Alors bien sûr, Didier Deschamps ne fait qu’utiliser une règle dont il dispose, comme tous les autres sélectionneurs. Et après tout, pourquoi pas 23 joueurs ? Si on devait défendre cette règle, on pourrait dire qu’elle permet, je l’ai dit, de doubler chaque poste (et de tripler celui de gardien). C’est certainement confortable aussi pour les séances d’entraînement, les exercices, les oppositions et les petits jeux. Prendre 23 joueurs limite les risques d’erreur de casting pour le sélectionneur (ou plus précisément, limite les conséquences d’une erreur) et enfin place le groupe en configuration phase finale, ce qui peut être instructif pour le staff : certains joueurs ont fait les frais de leurs difficultés d’intégration ou de comportement, sans même jouer d’ailleurs.

Mais on peut trouver aussi des arguments contre ce principe d’une liste pléthorique : on l’a vu, cela signifie qu’entre cinq et dix joueurs se déplacent pour rien, et souvent, comme le montrent les schémas ci-dessus, à plusieurs reprises.
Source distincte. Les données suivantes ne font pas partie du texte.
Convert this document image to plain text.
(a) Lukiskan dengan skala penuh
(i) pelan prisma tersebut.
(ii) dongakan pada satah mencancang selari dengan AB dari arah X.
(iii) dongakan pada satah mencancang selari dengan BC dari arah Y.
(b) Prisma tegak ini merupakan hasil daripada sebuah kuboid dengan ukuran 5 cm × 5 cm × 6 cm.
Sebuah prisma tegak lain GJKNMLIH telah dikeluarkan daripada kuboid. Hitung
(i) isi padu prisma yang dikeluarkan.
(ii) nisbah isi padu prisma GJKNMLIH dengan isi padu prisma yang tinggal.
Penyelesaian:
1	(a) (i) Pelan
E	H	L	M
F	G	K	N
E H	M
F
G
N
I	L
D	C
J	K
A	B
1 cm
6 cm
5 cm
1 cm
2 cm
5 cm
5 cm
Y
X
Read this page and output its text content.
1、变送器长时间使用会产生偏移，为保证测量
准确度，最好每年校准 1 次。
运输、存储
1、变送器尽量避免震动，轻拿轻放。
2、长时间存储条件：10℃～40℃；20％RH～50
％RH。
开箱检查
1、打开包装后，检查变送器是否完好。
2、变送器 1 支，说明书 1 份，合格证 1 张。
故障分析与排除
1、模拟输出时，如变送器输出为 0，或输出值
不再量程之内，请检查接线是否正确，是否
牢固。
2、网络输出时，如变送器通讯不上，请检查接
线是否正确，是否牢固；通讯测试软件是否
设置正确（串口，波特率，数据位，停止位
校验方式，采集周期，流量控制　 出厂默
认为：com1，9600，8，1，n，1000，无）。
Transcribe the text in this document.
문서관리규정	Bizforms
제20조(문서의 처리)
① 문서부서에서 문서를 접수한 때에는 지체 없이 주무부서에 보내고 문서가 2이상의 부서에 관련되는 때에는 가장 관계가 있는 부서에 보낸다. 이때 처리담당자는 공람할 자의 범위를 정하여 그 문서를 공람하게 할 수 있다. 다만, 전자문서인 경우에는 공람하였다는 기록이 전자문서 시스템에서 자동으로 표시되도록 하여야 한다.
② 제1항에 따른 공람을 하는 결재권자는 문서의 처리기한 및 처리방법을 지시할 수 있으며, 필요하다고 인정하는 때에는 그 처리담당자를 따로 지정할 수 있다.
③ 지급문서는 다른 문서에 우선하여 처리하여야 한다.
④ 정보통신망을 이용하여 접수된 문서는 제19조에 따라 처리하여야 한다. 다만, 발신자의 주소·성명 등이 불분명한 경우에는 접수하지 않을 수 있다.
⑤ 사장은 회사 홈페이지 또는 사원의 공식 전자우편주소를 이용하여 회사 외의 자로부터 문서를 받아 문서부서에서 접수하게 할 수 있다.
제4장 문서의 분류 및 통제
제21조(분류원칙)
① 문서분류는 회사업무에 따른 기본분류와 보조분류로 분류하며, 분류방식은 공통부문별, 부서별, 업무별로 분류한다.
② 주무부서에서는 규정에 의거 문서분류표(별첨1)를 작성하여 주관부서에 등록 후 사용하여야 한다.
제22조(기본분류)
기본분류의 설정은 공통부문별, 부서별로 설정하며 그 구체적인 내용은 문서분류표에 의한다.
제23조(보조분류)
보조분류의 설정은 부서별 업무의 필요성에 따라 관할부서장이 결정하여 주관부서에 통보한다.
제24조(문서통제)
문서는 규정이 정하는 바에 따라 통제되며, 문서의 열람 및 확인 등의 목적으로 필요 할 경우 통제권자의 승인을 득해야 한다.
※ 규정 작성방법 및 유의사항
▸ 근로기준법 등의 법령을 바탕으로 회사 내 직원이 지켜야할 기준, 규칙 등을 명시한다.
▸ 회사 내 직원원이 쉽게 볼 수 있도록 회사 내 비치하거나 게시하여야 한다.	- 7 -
On peut imaginer que cette zone tampon entre ceux qui jouent et ceux qui ne sont pas appelés achète en quelque sorte la paix sociale du sélectionneur, mais à quel prix ? En créant un groupe à trois vitesses : les titulaires, dont l’intouchabilité semble renforcée par le titre mondial, les remplaçants du premier cercle appelés à boucher les trous et à entrer en cours de match et ce qu’on pourrait appeler les réservistes.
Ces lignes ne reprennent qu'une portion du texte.